Security Policies
HiveMind OS enforces data-classification boundaries so that sensitive information never leaks to under-classified channels. This guide walks through configuring override policies, classification rules, prompt-injection scanning, organisational lockdown, and the audit log.
Classification Rules
Every piece of data carries a label. Every outbound channel (provider, MCP server, webhook) declares what it accepts.
| Level | Tag | Accepts |
|---|---|---|
| 0 | PUBLIC | Safe to send anywhere |
| 1 | INTERNAL | Org-managed cloud endpoints |
| 2 | CONFIDENTIAL | Private / local channels only |
| 3 | RESTRICTED | Never leaves the device |
Labelling providers and MCP servers
Set channel_class on each provider and MCP server:
models:
providers:
- id: openai
channel_class: public # only receives PUBLIC data
- id: ollama-local
channel_class: local-only # receives all levels
mcp_servers:
- id: corporate-kb
channel_class: internal # PUBLIC + INTERNALData inherits its classification from its source — clipboard from a password manager is RESTRICTED, a public web page is PUBLIC. The knowledge graph propagates the highest ancestor classification to child nodes. You can also manually tag any snippet or node.
Configuring Override Policies
When data would cross a classification boundary, the override_policy controls what happens:
security:
override_policy:
internal: prompt # ask before sending
confidential: prompt
restricted: block # never allow, even with consent| Action | Behaviour |
|---|---|
block | Blocked — user is informed but cannot override |
prompt | User sees the data, source classification, and target channel; can Allow / Deny / Redact |
allow | Automatically permitted (dev/testing only) |
redact-and-send | Strips sensitive tokens with [REDACTED] and sends without prompting |
WARNING
Never set RESTRICTED to allow in production. Restricted data includes credentials and secrets that must not leave the device.
Prompt Injection Scanning
External data (tool results, MCP responses, web content) can carry adversarial instructions.

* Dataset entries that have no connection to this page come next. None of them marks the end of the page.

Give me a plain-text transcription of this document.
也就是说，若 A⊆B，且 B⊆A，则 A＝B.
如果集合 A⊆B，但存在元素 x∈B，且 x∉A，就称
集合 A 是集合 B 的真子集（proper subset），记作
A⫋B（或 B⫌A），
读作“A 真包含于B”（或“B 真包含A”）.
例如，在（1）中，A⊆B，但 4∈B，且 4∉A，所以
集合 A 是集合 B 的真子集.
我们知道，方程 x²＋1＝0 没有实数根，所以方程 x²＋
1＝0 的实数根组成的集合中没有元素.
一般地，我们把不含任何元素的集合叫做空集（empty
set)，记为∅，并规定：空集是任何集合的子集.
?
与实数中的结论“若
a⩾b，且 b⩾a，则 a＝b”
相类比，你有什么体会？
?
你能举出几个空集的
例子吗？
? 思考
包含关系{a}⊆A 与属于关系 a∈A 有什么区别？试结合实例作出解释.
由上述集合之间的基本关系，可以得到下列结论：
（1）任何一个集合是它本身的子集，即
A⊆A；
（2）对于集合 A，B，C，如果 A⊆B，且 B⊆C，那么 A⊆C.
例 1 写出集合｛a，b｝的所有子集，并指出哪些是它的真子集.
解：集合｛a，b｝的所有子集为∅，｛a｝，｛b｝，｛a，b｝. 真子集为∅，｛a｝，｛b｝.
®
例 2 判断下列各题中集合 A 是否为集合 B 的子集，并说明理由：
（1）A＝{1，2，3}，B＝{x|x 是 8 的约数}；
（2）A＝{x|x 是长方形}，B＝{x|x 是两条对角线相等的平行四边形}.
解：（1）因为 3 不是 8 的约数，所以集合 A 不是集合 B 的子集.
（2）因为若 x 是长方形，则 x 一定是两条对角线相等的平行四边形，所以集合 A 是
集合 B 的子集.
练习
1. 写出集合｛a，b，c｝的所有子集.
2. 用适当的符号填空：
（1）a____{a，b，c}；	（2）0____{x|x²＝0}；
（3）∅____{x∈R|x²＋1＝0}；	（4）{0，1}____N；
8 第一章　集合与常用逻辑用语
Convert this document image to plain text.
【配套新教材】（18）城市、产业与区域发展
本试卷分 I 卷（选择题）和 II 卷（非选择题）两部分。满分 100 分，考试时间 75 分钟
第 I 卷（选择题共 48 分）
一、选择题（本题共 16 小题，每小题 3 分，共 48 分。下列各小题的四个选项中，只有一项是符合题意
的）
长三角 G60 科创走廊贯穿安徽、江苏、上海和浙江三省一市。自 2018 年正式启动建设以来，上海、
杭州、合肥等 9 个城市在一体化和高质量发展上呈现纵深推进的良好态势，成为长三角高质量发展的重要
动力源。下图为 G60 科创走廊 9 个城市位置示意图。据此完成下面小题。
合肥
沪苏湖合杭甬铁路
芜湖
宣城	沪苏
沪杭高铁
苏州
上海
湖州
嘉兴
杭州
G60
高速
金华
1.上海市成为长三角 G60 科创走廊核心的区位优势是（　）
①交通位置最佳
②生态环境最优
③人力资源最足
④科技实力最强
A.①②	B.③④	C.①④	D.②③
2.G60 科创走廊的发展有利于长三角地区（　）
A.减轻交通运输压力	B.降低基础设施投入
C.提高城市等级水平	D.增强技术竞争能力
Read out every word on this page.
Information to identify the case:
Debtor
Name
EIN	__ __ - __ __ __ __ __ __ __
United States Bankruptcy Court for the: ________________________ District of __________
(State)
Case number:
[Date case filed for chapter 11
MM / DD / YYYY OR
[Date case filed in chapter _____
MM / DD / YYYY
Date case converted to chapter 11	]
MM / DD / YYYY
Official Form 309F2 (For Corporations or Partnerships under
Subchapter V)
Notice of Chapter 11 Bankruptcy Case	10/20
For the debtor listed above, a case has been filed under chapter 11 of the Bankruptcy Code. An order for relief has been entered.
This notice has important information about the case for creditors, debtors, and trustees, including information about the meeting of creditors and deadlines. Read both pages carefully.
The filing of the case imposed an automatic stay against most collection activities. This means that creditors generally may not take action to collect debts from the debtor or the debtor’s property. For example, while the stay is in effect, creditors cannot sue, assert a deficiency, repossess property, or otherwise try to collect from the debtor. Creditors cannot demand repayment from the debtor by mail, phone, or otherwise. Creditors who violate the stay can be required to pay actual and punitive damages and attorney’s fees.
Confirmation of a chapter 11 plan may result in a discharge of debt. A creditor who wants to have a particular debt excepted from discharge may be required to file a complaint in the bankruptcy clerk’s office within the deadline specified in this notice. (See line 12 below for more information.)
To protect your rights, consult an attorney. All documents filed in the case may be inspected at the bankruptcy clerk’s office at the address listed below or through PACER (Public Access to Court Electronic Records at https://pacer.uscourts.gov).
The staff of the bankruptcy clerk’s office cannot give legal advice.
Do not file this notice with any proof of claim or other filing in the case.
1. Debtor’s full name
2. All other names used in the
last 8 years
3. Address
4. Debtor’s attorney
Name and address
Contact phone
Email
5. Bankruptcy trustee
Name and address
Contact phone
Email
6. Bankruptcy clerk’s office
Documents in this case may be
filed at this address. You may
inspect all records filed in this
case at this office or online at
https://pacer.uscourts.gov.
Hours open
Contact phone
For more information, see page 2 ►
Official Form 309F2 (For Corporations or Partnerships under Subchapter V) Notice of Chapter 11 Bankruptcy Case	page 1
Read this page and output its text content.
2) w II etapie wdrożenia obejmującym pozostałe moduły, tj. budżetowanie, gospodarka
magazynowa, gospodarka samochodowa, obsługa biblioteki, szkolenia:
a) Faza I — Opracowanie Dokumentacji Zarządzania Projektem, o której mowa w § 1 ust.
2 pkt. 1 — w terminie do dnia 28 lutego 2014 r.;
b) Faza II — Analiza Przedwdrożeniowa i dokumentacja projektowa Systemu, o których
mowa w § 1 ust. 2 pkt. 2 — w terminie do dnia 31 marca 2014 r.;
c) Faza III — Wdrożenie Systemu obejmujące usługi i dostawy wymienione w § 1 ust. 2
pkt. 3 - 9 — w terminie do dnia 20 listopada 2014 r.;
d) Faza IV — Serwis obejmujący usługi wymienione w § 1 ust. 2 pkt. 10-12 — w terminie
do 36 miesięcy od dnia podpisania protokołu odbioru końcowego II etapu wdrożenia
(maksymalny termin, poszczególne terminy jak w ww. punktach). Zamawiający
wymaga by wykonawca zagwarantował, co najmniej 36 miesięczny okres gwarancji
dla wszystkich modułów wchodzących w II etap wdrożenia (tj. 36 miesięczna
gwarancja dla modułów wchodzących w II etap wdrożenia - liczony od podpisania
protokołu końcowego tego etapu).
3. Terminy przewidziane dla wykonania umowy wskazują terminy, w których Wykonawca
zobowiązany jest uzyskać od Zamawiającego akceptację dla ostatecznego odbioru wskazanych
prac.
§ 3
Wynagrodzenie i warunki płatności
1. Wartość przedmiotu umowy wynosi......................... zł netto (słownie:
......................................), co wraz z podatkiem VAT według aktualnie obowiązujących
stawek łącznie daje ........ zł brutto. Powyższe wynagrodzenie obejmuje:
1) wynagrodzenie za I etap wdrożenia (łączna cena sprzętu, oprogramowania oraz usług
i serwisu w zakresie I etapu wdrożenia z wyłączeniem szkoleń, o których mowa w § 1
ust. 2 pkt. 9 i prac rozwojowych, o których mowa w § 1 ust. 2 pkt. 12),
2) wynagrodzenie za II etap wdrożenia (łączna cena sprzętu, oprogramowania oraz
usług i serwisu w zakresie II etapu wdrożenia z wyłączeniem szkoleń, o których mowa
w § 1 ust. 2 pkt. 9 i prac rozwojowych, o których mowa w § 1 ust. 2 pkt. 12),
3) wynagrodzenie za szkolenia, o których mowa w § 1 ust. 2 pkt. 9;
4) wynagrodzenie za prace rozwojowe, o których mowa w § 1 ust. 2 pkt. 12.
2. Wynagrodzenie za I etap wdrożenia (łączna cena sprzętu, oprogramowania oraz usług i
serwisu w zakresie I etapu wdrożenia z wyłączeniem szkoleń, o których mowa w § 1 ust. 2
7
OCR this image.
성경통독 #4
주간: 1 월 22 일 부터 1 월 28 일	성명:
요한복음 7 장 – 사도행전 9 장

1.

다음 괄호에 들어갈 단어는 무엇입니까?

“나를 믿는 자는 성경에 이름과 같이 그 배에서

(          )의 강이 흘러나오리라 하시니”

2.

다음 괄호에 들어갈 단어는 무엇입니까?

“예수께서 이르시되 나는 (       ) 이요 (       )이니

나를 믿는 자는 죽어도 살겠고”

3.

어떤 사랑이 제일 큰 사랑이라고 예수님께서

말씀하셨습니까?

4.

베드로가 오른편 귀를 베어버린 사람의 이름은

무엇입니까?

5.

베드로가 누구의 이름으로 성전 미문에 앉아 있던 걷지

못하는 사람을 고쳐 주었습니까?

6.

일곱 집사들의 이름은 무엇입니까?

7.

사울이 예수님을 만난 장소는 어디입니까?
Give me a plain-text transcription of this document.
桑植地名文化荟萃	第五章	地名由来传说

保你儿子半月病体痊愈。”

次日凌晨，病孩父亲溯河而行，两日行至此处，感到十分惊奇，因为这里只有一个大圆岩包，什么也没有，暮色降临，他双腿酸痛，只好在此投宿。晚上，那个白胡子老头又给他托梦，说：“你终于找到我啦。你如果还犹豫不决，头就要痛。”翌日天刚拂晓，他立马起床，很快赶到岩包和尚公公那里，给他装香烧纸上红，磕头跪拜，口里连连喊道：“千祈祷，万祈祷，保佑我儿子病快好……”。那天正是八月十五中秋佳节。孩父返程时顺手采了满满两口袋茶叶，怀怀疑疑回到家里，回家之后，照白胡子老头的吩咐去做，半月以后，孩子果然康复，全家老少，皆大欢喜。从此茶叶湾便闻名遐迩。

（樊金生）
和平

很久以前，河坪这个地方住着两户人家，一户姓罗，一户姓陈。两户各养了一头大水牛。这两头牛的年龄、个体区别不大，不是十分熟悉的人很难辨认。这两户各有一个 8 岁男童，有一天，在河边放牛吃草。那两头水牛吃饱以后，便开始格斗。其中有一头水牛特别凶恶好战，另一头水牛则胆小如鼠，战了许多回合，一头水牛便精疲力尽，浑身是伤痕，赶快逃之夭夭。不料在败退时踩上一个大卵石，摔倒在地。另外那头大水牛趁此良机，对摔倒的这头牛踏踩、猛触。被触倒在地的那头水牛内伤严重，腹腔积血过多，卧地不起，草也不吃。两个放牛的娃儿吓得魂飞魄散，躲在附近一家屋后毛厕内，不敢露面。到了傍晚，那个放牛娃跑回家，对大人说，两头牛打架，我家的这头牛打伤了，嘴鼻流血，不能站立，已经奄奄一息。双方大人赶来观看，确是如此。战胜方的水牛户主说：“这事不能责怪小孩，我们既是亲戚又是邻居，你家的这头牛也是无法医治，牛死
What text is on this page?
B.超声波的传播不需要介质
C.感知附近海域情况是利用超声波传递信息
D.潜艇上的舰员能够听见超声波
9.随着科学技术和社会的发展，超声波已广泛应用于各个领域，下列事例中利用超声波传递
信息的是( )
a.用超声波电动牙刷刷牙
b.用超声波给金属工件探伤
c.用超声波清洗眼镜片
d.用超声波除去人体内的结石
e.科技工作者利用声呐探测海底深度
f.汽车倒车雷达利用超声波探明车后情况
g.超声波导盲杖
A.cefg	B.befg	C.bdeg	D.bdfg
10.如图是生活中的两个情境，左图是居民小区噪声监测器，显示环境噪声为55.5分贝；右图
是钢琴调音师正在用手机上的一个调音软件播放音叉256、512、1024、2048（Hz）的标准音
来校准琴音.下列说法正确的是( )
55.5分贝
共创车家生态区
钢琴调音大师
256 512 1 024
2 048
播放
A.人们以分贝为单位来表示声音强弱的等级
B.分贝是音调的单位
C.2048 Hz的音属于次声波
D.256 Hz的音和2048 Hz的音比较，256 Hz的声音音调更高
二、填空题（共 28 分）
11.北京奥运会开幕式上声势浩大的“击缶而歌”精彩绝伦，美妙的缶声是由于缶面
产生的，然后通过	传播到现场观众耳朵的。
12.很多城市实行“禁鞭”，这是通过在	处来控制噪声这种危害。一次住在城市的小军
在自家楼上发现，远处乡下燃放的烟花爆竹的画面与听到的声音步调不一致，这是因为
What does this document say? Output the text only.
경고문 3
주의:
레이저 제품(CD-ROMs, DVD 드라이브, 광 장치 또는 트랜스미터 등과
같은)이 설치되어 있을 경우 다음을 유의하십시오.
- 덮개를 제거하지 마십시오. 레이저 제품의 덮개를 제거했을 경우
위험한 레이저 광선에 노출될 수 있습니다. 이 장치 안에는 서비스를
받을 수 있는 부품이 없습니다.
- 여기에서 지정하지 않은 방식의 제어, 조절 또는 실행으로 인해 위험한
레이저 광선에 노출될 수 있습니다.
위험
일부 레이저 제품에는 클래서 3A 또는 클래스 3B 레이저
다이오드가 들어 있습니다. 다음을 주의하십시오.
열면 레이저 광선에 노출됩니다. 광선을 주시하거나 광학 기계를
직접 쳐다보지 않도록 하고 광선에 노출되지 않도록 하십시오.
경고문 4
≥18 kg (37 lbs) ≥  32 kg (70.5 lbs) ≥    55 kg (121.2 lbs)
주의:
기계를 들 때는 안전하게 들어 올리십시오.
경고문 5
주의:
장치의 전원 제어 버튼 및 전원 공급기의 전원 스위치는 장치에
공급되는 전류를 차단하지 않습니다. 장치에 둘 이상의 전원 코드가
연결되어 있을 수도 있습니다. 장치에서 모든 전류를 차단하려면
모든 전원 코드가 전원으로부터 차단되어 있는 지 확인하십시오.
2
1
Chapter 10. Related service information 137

HiveMind OS runs an isolated scanner model that analyses payloads before they reach the agent loop.
Setup
- Enable model-based scanning — optionally use a fast, cheap, local model:
security:
prompt_injection:
enabled: true
model_scanning_enabled: true
scanner_models:
- provider: ollama-local
model: smollm2-360m # fast, stays on-device- Configure scan policies:
security:
prompt_injection:
enabled: true
scan_sources:
workspace_files: true
mcp_responses: true
web_content: true
messaging_inbound: true
action_on_detection: prompt # block | prompt | flag | allow
confidence_threshold: 0.7
cache_ttl_secs: 3600
max_payload_tokens: 4096
batch_small_payloads: true- On detection — depending on
action_on_detection:
| Action | Result |
|---|---|
block | Payload rejected; agent sees "Content blocked by injection scanner" |
prompt | User sees flagged spans and can Allow / Block / Redact |
flag | Content marked as flagged and passed through for audit |
allow | Verdicts recorded for audit only — nothing blocked |
WARNING
The scanner model should be local whenever possible. Sending potentially injected payloads to a cloud provider for scanning defeats the isolation purpose.
Audit Log
Every data-flow decision is recorded in a tamper-evident local log.
- Location:
~/.hivemind/audit.log - What's logged: allowed/blocked/redacted decisions, classification overrides, user justifications, prompt-injection scan verdicts, content hashes, timestamps
- UI: The Audit Log tab provides filtering by type, verdict, source, and date range. The Risk Scans sub-tab shows all security scan results.
Querying the risk scan ledger
-- All blocked injection attempts in the last 24 hours
SELECT source, threat_type, confidence, scanned_at
FROM risk_scans
WHERE scan_type = 'prompt_injection'
AND verdict = 'detected'
AND scanned_at >= datetime('now', '-1 day');
-- Top risky sources
SELECT source, COUNT(*) as detections
FROM risk_scans
WHERE verdict != 'clean'
GROUP BY source;Export query results for compliance by piping from the CLI or using the UI export action.
Example: Block Secrets from Cloud Providers
This policy ensures credentials and API keys never reach any cloud provider:
security:
override_policy:
restricted: block # secrets are always blocked
confidential: redact-and-send # strip sensitive tokens automatically
internal: allow
prompt_injection:
enabled: true
model_scanning_enabled: true
scanner_models:
- provider: ollama-local
model: smollm2-360m
scan_sources:
workspace_files: true
mcp_responses: true
web_content: true
action_on_detection: block
models:
providers:
- id: openai
kind: open-ai-compatible
channel_class: public
- id: azure-openai
kind: open-ai-compatible
channel_class: internal
- id: ollama-local
kind: ollama-local
channel_class: local-onlyWith this config, secrets (RESTRICTED) are always blocked from leaving the device, confidential data is automatically redacted before reaching cloud endpoints, and prompt injection payloads are blocked outright.